John J. Franey replied on Fri, 2010/08/27 - 9:06pm in response to: Chris Knoll

Chris, I agree with you:
having a granularity between the 'using' context and the 'error handling' context will let you deal with programming challenges a bit easier than if you are faced with the question 'How do I handle errors and manage these resources at the same time?'.

Then, the following code must also preserve the separation of contexts because it differs from your example, superficially, by only the spelling of the first keyword. The spelling of the keyword does not impact the flow of the control structure.

try (MyResource res = new MyResource())
{
  SomeObject[] theData = null;
  try
  {
    theData = res.GetDataFromDB();
  }
  catch (Exception ex)
  {
      //fallback to cache
      theData = res.GetDataFromCache()
  }
  // do work
}

// resource is released.

Well, I'm sorry about the tone of my first response, but I really am not seeing the strength to an argument that says the C# sample with the spelling 'using' is substantially different from the Java sample with spelling 'try'.

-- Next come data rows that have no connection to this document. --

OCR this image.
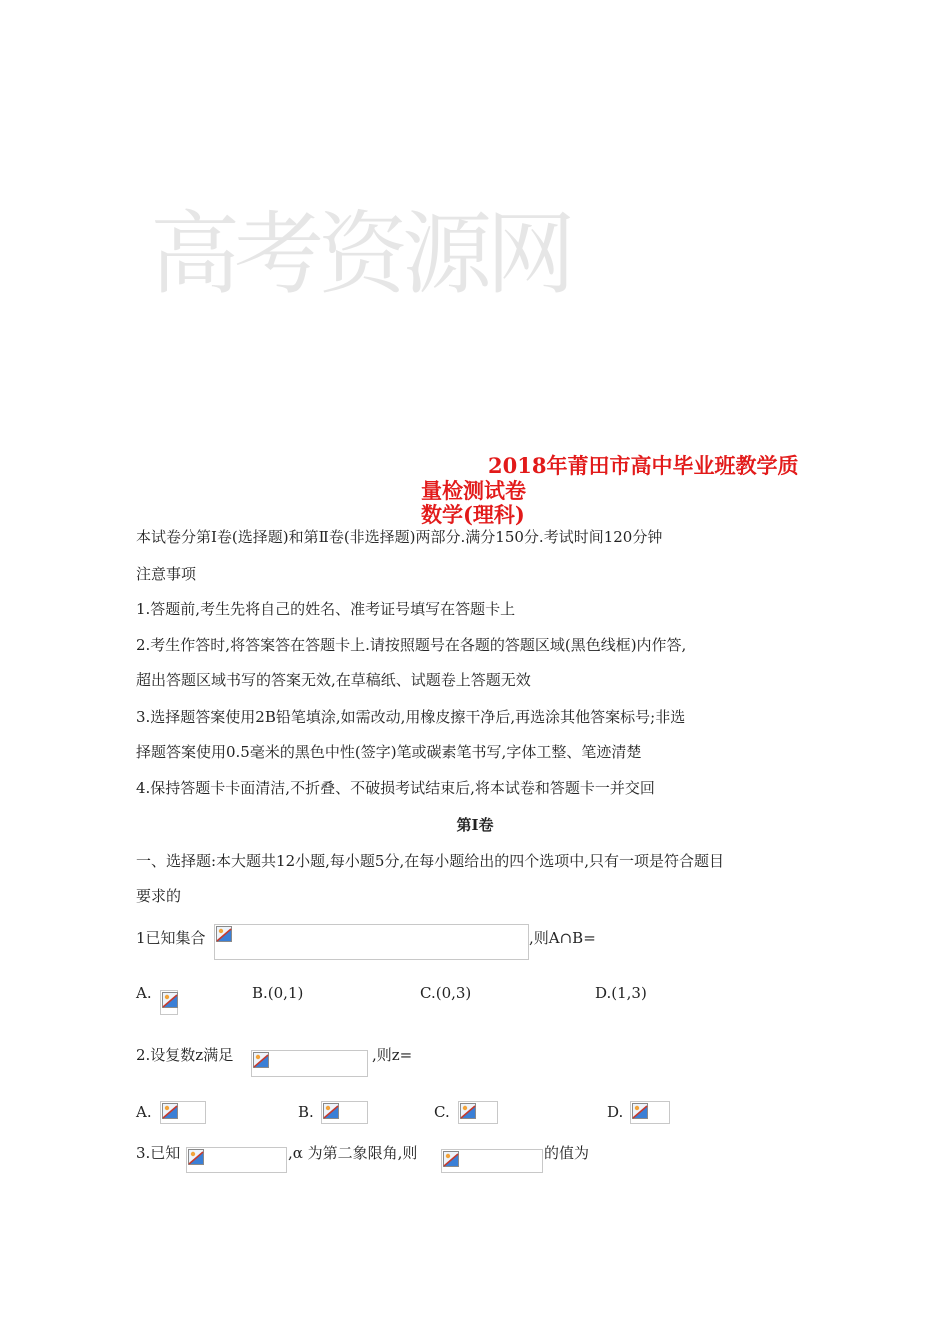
高考资源网
2018年莆田市高中毕业班教学质
量检测试卷
数学(理科)
本试卷分第Ⅰ卷(选择题)和第Ⅱ卷(非选择题)两部分.满分150分.考试时间120分钟
注意事项
1.答题前,考生先将自己的姓名、准考证号填写在答题卡上
2.考生作答时,将答案答在答题卡上.请按照题号在各题的答题区域(黑色线框)内作答,
超出答题区域书写的答案无效,在草稿纸、试题卷上答题无效
3.选择题答案使用2B铅笔填涂,如需改动,用橡皮擦干净后,再选涂其他答案标号;非选
择题答案使用0.5毫米的黑色中性(签字)笔或碳素笔书写,字体工整、笔迹清楚
4.保持答题卡卡面清洁,不折叠、不破损考试结束后,将本试卷和答题卡一并交回
第Ⅰ卷
一、选择题:本大题共12小题,每小题5分,在每小题给出的四个选项中,只有一项是符合题目
要求的
1已知集合	,则A∩B=
A.	B.(0,1)	C.(0,3)	D.(1,3)
2.设复数z满足	,则z=
A.	B.	C.	D.
3.已知	,α 为第二象限角,则	的值为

And, I don't think there is much value in discussing which of these spellings is 'better'. There is even less value to such discussion if the impact on existing applications is not taken into account.

Chris Knoll replied on Mon, 2010/08/30 - 9:25am in response to: John J. Franey

John,

 Perhaps you'd like to update your code example with something that will compile?  Unless they are going to say that you don't need a catch/finally clause paired with a try block if you are using the try block to manage resources?

Or do you see my point now?

Using = resource management.

Try = exception handling.

-Chris

 

Leo Mekenkamp replied on Wed, 2011/02/02 - 5:57am

While I am looking forward to the new language features in java, I think your first code block lacks quality. I wrote a blog entry about my gripes.

King Sam replied on Fri, 2012/02/24 - 10:04am

The original Java code is actually even messier: the 'close' calls in your finally block can each generate IOExceptions and, being outside of the scope of the exception handler, must be wrapped with their own try/catch to avoid your method having to declare itself as a thrower. Even worse, to prevent the a failure in closing the first from resulting in the second being left open, you need to do that separately for each close.